Burden of disease Particularly the young, the elderly and the immune compromised.
Funded vaccines 13-valent protein conjugate vaccine, PCV13 (Prevenar 13) for:
  • all children aged under 5 years
  • defined groups of high-risk children and adults.
23-valent polysaccharide vaccine, 23PPV (Pneumovax 23) for: defined groups of high-risk children and adults. 
Funded vaccine indications and schedule Children who have started with PCV10 can continue with PCV13.

All children aged under 5 years: PCV13 at ages 6 weeks, 3, 5 and 15 months.

High-risk children aged under 18 years: age-appropriate high-risk PCV13 schedule, plus 1 dose of 23PPV at age 2 years or older (at least 8 weeks after the last PCV13).

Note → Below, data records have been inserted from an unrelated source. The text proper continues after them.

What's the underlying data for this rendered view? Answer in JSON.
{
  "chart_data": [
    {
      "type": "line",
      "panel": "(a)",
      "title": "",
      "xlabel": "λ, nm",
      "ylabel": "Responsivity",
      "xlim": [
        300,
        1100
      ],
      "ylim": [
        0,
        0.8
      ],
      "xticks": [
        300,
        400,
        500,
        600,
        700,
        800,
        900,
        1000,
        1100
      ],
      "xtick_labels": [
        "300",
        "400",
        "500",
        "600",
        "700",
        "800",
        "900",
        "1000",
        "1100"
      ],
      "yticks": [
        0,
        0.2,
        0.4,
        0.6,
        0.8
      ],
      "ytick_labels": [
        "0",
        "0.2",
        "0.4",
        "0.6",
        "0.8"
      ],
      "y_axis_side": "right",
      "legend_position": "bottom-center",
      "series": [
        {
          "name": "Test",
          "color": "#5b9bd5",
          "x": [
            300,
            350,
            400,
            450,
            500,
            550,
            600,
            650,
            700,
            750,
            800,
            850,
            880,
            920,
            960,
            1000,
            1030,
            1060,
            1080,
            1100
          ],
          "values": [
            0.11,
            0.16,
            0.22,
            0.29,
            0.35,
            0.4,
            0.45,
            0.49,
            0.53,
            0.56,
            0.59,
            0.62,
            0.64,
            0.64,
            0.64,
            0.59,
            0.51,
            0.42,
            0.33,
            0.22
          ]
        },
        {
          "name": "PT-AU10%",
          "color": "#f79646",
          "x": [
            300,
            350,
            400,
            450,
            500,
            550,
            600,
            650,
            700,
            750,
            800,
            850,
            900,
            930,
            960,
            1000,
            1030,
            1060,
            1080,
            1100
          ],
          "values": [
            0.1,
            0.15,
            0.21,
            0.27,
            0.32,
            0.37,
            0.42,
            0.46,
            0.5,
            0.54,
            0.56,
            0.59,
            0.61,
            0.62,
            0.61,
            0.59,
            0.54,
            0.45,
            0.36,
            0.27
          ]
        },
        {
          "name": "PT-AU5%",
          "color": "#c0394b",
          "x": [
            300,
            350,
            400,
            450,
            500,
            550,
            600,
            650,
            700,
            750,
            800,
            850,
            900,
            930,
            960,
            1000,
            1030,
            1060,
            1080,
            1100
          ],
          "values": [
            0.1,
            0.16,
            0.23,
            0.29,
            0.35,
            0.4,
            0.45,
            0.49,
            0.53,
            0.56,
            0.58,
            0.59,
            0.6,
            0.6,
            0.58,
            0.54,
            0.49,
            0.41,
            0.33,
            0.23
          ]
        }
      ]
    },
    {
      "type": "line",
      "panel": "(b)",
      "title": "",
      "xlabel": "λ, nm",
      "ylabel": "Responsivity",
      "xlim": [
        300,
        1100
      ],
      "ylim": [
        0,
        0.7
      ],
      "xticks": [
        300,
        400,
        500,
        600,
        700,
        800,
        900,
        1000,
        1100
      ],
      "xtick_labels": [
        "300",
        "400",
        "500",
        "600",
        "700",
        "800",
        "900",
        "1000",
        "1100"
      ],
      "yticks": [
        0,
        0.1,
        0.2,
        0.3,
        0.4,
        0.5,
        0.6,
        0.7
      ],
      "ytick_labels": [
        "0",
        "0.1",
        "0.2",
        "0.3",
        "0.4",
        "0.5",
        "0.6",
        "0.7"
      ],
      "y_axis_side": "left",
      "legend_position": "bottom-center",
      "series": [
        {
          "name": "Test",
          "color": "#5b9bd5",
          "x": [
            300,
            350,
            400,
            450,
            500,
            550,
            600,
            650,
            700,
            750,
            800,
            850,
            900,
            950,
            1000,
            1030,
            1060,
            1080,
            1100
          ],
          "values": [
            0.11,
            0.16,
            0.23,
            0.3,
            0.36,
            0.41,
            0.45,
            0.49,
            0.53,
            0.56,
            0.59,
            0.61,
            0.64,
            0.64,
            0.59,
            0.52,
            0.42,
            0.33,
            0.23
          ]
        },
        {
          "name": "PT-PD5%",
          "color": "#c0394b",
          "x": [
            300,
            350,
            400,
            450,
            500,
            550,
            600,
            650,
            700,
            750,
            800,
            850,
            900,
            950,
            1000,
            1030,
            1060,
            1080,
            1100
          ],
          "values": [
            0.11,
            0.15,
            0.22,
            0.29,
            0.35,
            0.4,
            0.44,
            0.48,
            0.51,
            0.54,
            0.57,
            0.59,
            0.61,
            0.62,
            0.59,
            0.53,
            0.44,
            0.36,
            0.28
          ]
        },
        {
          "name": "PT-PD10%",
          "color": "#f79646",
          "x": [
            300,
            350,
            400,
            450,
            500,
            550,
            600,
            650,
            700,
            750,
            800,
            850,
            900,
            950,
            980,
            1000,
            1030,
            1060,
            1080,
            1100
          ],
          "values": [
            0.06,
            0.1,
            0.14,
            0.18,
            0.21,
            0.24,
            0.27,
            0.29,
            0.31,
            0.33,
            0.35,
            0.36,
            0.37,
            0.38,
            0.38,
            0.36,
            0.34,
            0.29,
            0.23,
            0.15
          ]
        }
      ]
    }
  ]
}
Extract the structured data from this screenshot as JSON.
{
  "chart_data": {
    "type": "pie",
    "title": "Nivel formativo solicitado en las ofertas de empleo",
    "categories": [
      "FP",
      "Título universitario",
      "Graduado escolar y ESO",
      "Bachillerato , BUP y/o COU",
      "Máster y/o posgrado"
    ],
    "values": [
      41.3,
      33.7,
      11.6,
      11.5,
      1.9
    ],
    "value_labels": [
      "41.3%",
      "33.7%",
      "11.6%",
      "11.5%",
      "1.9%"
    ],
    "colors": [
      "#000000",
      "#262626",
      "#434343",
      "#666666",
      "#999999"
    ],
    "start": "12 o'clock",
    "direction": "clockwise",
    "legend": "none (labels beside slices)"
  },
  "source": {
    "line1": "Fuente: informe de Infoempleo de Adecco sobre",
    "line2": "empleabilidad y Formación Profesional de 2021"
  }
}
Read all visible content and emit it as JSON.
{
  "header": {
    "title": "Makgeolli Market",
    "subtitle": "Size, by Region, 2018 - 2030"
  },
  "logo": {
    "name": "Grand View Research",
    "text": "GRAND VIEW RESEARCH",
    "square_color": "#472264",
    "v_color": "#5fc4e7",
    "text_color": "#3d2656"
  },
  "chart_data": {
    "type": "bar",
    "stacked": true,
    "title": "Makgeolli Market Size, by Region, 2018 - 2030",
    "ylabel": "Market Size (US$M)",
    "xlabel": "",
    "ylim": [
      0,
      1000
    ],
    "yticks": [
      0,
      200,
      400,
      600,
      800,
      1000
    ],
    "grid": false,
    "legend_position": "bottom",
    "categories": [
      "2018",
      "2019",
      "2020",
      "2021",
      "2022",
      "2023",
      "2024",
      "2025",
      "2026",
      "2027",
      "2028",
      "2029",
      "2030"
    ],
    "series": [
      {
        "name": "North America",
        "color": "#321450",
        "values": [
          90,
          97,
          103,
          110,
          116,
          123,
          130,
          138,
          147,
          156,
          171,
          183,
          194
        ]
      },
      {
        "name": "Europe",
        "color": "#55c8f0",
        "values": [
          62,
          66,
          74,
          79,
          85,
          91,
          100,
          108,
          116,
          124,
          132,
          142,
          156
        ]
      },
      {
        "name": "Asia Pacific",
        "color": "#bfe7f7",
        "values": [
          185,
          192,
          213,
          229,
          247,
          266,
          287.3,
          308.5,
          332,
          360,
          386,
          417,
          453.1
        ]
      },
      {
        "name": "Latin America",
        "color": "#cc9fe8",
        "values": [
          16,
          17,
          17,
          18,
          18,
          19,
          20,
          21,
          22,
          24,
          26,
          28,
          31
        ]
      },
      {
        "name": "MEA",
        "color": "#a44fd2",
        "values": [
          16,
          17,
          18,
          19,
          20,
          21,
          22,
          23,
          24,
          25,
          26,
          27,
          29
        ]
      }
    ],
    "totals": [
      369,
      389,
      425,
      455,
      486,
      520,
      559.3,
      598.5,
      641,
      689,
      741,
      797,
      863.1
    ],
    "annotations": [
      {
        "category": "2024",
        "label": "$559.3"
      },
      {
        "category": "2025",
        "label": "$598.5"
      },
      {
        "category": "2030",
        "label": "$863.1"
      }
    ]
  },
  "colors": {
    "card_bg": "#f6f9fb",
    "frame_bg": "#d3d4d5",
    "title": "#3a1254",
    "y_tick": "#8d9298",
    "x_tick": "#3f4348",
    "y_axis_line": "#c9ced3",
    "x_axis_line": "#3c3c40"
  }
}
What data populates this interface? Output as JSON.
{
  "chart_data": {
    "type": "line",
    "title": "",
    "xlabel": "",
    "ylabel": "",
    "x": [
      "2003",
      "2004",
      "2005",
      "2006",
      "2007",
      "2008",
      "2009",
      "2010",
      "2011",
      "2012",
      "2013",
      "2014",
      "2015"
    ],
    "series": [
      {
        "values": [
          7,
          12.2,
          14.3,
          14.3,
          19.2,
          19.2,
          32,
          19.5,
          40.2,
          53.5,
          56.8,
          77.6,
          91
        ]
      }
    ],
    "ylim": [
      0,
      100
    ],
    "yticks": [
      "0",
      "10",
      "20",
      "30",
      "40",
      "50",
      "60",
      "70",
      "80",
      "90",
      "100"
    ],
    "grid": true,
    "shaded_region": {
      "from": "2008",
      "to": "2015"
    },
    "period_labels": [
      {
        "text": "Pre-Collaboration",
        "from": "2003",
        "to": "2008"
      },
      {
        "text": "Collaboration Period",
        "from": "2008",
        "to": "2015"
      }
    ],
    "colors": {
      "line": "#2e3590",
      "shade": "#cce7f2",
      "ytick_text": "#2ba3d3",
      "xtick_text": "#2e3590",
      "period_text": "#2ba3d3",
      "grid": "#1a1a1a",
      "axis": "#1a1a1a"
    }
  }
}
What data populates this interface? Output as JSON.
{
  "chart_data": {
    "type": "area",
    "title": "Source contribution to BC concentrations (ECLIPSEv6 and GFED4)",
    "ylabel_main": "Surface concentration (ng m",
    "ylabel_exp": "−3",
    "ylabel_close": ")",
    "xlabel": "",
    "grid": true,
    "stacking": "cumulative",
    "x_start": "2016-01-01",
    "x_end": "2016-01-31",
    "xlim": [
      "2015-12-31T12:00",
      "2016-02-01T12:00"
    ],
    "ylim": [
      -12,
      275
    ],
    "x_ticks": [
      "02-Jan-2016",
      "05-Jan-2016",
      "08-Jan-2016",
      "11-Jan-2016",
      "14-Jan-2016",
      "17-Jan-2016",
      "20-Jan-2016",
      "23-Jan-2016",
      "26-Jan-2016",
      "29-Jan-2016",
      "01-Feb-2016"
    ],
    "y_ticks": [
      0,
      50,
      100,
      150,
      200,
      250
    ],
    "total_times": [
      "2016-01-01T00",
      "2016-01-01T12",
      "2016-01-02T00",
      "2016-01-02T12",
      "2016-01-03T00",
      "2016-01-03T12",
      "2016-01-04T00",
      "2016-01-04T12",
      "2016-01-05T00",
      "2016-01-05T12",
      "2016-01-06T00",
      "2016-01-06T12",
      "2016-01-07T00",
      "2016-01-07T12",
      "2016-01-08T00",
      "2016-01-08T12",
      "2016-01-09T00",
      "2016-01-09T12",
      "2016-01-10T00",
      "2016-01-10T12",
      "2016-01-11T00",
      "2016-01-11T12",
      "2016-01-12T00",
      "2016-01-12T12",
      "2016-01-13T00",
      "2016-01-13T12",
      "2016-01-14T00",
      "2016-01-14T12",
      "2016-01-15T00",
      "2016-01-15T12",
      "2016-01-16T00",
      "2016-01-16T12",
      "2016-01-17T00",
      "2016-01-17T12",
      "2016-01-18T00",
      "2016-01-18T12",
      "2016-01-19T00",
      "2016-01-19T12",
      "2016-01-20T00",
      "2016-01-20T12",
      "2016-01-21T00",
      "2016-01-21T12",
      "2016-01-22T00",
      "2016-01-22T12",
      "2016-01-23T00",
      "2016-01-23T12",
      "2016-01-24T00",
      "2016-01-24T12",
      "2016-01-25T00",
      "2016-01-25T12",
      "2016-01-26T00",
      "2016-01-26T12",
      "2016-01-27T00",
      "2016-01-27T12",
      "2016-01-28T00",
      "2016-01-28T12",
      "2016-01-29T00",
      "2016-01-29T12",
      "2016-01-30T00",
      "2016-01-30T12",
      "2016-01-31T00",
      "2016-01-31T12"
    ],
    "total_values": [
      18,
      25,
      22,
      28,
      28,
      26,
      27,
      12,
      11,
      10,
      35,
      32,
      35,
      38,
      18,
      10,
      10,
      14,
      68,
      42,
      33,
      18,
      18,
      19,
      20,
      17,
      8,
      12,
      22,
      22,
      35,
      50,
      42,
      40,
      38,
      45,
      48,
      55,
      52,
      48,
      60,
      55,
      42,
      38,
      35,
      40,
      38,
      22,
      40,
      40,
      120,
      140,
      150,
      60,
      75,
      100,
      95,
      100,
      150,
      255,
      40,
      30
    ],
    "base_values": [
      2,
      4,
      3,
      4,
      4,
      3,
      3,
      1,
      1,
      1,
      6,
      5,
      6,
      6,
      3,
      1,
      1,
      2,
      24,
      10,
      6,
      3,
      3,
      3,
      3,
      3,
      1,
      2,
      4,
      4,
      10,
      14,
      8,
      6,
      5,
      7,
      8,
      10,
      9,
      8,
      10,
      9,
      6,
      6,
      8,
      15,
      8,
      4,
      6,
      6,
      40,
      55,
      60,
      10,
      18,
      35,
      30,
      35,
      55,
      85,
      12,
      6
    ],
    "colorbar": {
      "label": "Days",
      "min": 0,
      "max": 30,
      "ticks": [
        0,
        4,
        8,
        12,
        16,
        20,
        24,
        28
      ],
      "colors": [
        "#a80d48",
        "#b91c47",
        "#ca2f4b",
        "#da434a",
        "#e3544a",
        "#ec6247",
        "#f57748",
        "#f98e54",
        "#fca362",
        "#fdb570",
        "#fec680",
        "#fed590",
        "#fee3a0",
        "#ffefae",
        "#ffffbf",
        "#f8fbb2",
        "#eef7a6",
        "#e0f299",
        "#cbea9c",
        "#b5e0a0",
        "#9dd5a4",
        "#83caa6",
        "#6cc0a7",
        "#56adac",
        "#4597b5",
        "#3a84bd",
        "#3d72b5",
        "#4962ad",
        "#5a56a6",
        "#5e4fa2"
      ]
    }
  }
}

If risk persists, revaccinate once with 23PPV, 5 years after the first 23PPV.

High-risk adults: 1 dose of PCV13 followed 8 weeks later with 1 dose of 23PPV. Give a maximum of 3 doses of 23PPV in their lifetime, a minimum of 5 years apart.
Vaccine efficacy/effectiveness For pneumococcal conjugate vaccines: reductions in pneumococcal disease and carriage in vaccinated populations, plus herd immunity effects reducing pneumococcal disease in other age groups; some increases in disease caused by non-vaccine serotypes.
Precautions There may be an increased risk of fever and febrile convulsions with concomitant PCV13 and influenza vaccine in children aged 6–59 months.

​Due to the potential risk of apnoea, PCV13 should be used with caution in very premature babies, but do not avoid or delay immunisation.